可夢偉は明らかに戦力の劣るケーターハムで巧みにトウを使い、これほどの高速コースでもドライバーの腕でできることがあることを見せてくれた。

フェラーリとアルファタウリにとってはホームレースであり、アルファロメオもブランドのホームレース、ハースはイタリア・モデナにベースを持っている。
ブリティシュGPに次いでチームにとってのホームレース色があるグランプリだ。
最近、予選でも上位に食い込めるようになってきたジョビナッツィにとってはホームレースだ。
ラスト・ホームレースにならないように頑張ってほしい。
フェルスタッペンは、ここで勝って初めてチャンピオンシップ争いでハミルトンと並んだと言える状況になるので、ここは落とせない。
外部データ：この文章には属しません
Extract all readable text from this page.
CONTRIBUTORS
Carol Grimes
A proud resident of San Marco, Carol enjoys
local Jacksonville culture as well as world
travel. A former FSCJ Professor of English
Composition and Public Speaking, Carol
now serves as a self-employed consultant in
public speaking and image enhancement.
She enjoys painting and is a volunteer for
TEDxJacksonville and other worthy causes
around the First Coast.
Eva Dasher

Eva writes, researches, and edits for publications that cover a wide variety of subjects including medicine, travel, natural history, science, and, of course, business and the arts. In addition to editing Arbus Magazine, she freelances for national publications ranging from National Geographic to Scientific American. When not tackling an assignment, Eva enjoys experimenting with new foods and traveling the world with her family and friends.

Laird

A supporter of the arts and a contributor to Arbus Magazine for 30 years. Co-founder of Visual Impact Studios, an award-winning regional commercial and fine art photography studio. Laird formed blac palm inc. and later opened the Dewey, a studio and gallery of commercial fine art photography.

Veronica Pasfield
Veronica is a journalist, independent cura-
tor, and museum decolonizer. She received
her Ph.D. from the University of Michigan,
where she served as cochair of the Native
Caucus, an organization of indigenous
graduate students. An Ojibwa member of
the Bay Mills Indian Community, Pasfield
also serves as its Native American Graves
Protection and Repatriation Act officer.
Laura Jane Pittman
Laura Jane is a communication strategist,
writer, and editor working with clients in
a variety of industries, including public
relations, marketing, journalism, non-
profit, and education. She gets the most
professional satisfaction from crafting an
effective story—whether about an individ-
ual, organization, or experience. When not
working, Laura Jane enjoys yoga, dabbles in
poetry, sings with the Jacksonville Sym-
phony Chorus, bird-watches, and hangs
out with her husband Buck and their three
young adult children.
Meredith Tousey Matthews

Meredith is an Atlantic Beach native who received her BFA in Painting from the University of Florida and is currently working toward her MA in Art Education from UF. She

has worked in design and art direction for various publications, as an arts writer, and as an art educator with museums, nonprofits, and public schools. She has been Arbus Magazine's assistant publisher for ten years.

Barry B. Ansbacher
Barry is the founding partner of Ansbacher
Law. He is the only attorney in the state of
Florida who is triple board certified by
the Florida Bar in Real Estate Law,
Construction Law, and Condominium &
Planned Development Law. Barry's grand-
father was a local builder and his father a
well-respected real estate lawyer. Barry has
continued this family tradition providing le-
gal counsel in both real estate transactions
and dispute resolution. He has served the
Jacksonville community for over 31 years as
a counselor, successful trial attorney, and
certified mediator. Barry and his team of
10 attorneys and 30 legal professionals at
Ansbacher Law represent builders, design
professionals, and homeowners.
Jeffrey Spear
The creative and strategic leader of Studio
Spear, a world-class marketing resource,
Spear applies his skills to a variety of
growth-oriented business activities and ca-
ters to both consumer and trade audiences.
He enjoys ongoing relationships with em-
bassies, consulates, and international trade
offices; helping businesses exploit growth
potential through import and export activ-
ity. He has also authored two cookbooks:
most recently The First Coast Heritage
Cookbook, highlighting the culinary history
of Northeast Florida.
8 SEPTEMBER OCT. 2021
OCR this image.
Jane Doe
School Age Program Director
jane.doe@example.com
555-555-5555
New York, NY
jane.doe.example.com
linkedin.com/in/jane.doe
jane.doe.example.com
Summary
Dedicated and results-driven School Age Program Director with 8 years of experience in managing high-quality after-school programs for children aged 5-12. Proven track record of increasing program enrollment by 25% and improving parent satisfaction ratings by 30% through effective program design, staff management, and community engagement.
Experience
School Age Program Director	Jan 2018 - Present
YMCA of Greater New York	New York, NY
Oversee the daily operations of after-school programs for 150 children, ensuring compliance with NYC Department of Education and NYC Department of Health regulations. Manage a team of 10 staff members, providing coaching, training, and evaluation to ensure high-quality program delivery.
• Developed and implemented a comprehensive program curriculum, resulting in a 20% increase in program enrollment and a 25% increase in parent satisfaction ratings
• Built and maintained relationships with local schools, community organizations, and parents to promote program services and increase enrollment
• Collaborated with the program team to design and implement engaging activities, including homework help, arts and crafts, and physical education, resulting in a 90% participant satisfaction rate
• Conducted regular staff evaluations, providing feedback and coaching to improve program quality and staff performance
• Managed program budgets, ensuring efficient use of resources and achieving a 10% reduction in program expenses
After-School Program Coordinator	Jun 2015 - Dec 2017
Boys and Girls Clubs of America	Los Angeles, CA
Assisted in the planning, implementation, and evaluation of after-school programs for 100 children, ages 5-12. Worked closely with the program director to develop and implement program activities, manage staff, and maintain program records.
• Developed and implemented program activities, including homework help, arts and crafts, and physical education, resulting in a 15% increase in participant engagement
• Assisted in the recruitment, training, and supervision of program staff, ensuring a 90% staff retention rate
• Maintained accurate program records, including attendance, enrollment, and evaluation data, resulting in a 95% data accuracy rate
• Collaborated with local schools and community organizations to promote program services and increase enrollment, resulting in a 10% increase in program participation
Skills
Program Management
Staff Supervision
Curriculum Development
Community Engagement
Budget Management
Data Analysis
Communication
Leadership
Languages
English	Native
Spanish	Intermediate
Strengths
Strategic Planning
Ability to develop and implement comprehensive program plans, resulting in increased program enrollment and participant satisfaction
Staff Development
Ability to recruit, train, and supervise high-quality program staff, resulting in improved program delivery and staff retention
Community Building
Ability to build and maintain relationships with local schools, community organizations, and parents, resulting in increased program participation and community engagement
角田はこのコースの経験があるし、柔らか目のタイヤ、直線エンドのブレーキングなど得意な条件がそろっている。
来シーズンのシートもほぼ埋まったのでドライバーは余計なプレッシヤーに影響されず、純粋にレースができる。

イタリアGPは、1位フェルスタッペン、2位ペレス、3位ハミルトン、4位ノリス、5位ルクレール、6位フェッテル、7位ガスリー、8位サインツ、9位角田、10位ジョビナッツィかな。